Reyes-Romero, Méndez-Fandiño, Rojas-Madero, and Chow-Maya: Miasis nasal: informe de un caso y revisión del tema



INTRODUCCIÓN

La miasis (del griego myia, mosca, y sis, formar, generar) es la infección de los tejidos u órganos de animales y seres humanos por larvas de mosca 1. Se presenta con frecuencia en el ganado y los animales domésticos en las zonas rurales y en personas saludables de los países del Tercer Mundo 2. El término fue introducido por Hope en 1940 y se refiere a la infestación de los humanos y otros animales vertebrados con dípteros (de dos alas) o larvas (gusanos) que, al menos durante un cierto período, se alimentan de tejido vivo o muerto del huésped, de las sustancias o líquidos corporales o de los alimentos ingeridos 3.

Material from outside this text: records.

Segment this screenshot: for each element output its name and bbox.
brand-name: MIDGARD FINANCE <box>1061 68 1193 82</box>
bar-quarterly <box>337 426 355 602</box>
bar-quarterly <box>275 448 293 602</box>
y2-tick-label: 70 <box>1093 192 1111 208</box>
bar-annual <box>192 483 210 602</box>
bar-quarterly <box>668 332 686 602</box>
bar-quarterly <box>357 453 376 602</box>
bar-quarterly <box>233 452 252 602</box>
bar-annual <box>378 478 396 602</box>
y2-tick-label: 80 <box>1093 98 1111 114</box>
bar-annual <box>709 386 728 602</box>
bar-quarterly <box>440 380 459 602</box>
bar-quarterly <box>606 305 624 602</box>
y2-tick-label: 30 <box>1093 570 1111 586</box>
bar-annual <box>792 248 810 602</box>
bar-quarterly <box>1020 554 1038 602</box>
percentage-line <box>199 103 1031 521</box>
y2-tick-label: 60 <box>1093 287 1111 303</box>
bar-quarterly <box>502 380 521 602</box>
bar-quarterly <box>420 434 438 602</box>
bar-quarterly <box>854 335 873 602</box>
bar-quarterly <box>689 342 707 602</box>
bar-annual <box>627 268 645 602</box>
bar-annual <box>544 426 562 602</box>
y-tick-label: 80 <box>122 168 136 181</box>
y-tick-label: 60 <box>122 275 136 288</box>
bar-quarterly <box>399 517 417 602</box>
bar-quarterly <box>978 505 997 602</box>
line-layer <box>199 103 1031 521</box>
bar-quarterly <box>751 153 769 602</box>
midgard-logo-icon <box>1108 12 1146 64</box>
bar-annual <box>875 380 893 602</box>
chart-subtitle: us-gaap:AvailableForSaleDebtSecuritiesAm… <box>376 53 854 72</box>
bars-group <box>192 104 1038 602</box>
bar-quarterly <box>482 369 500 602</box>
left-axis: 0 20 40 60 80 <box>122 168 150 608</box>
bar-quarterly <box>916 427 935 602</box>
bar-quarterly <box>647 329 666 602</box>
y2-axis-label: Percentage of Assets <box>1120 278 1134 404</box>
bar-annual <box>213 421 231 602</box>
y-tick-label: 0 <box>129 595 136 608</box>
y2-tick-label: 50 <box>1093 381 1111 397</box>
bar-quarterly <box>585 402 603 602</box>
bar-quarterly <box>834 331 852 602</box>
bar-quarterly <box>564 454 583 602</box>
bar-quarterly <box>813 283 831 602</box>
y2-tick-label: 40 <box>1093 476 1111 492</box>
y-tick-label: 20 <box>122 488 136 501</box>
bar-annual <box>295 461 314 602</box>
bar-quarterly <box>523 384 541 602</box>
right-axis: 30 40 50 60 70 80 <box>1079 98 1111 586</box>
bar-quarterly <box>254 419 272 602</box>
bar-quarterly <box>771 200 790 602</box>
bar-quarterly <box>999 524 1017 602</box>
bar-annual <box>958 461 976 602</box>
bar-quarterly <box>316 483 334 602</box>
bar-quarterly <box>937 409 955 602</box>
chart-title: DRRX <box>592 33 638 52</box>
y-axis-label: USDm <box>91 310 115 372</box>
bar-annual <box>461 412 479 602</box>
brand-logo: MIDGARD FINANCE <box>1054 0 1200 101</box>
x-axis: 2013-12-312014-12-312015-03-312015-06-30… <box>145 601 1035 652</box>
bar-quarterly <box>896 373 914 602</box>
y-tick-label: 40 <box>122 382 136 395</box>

La importancia médico-sanitaria de las moscas radica en la transmisión y producción de enfermedades por tres mecanismos principales:

1. Como vectores mecánicos: proliferan en la suciedad desde donde pueden transportar mecánicamente agentes infectantes hasta los alimentos.

2. Como vectores biológicos: son moscas hematófagas de las cuales la más temida es la Glossina o mosca tsé-tsé de África tropical, transmisora de la tripanosomiasis africana.

3. Como parásitos productores de miasis 4.

Raramente se adquiere la miasis humana fuera de las zonas tropicales y subtropicales, y son muy pocos los casos en pacientes que no hayan viajado recientemente (varios meses) a regiones propensas a esta infección 5. Las moscas que producen miasis son miembros de la superfamilia Oestrodiae, que comprende tres familias principales: Oestridae, Calliphoridae y Sarcophagidae, con más de 3.000 especies en total; sin embargo, solo un número limitado causan enfermedad, de las cuales las más frecuentes son Gasterophilus, Cordilobia, Crysonja, Lucilia, Calliphora, Sarcophaga, Wohfartia, Dermatobia hominis6 y Cochliomya hominivorax; solo las dos últimas se consideran endémicas en Suramérica 7.

Esta infestación afecta por igual a hombres y mujeres y puede presentarse en individuos de cualquier grupo etario, pero es más común en las edades media o avanzada 8. Se encuentra entre las cinco condiciones dermatológicas más comunes, lo que representa de 7,3 % a 11 % de los casos 9.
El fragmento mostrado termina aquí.